Tatiana Andrade Foto: Reprodução/YouTube

A advogada e pesquisadora Tatiana Guimarães Ferraz Andrade, mestre e doutora em Direito do Trabalho e da Seguridade Social pela USP, defendeu, durante audiência pública realizada na última quarta-feira (8) na Comissão de Trabalho da Câmara dos Deputados, a criação de um modelo regulatório próprio para o trabalho por aplicativos — distinto do regime tradicional da CLT e das regras do trabalho autônomo.

Tatiana, que também atua como advogada de plataformas, afirmou que o fenômeno do trabalho digital é irreversível e global, e que o desafio do Brasil é construir uma legislação estável, justa e aplicável à realidade local.

“O trabalho em plataforma é um processo irreversível, e o Direito não pode estar alheio a isso. Mas precisamos de cautela: esse modelo não se encaixa no que foi concebido para o sistema fabril de 1943”, afirmou.

Tatiana Guimarães traz panorama internacional e aponta falhas em modelos estrangeiros

Tatiana apresentou um panorama comparado de modelos regulatórios adotados por outros países, destacando que nenhum obteve plena segurança jurídica ao tentar enquadrar os motoristas e entregadores na lógica tradicional de vínculo empregatício.

Ela citou os exemplos da Espanha e de Portugal, que adotaram presunção de vínculo de emprego nas plataformas — mas, segundo ela, as ações judiciais continuaram, mostrando que o modelo não resolveu o conflito prático entre subordinação e autonomia.

“A Espanha e Portugal criaram presunção de vínculo, mas as ações judiciais não diminuíram. Mesmo com leis rígidas, os tribunais seguem reconhecendo vínculos ou negando-os conforme o caso. Isso mostra que a questão não se resolve apenas com uma mudança de nomenclatura”, explicou.

Tatiana também mencionou o Chile, que desde 2022 aplica um modelo híbrido, com contratos de trabalho para motoristas dependentes e independentes — opção que, segundo ela, não trouxe segurança jurídica plena.

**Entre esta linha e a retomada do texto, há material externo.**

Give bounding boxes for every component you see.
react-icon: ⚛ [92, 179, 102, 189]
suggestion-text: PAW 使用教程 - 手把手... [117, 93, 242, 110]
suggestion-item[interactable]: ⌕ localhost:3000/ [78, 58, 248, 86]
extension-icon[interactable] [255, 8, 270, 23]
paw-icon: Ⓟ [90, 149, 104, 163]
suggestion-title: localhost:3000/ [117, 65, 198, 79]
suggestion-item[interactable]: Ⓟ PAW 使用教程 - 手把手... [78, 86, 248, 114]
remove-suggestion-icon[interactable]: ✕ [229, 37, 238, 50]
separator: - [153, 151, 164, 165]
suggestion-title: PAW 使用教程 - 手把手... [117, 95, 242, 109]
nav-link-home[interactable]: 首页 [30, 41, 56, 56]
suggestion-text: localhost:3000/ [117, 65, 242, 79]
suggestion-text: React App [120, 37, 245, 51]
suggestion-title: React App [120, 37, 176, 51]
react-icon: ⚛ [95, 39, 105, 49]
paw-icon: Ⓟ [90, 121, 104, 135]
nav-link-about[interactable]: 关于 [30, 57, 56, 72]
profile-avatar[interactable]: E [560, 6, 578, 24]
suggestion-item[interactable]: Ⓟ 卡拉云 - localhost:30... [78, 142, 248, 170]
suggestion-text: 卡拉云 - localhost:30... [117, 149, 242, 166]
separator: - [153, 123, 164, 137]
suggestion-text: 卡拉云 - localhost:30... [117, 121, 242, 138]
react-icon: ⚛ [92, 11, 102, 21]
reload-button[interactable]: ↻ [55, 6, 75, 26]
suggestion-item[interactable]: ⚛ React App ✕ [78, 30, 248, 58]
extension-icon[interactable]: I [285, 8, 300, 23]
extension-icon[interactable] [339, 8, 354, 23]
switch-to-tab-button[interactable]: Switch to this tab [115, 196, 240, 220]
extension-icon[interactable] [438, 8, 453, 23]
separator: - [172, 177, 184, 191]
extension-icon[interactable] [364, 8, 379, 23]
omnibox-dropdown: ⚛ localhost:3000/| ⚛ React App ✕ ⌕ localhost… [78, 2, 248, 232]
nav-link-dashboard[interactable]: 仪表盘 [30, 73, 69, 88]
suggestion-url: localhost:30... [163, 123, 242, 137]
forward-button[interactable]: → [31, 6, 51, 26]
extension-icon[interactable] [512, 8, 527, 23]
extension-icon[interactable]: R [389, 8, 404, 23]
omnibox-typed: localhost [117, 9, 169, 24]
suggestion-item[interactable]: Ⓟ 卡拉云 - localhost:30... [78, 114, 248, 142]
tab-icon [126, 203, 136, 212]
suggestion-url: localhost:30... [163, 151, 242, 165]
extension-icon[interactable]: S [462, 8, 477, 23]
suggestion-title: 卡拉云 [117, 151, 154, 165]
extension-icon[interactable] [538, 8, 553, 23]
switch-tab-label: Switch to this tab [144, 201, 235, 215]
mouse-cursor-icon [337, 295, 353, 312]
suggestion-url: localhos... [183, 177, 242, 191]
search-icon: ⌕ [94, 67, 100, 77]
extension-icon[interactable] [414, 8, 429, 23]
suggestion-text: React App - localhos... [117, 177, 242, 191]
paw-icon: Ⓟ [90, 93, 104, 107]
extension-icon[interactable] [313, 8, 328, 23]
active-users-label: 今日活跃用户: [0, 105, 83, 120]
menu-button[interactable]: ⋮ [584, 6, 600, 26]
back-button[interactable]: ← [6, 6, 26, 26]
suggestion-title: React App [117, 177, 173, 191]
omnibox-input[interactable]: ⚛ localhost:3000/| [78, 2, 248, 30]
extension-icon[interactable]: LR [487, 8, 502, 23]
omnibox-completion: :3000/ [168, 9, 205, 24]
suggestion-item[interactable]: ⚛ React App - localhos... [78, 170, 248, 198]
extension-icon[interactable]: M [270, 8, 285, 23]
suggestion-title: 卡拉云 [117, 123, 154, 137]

Por fim, destacou a experiência dos Estados Unidos, especialmente o modelo da Califórnia, que classifica os trabalhadores como independentes com direitos mínimos. Para Tatiana, esse modelo é o que mais se aproxima da realidade brasileira.

“O caminho adequado é reconhecer que se trata de um trabalho independente, mas que deve ter direitos garantidos. Não é vínculo pleno nem autonomia total”, afirmou.

Tatiana Guimarães cita a OIT e defende o foco no trabalho digno

A advogada ressaltou que a Organização Internacional do Trabalho (OIT) já superou a discussão sobre “autonomia versus subordinação” e defende que o objetivo central da regulação deve ser garantir trabalho digno e sustentável.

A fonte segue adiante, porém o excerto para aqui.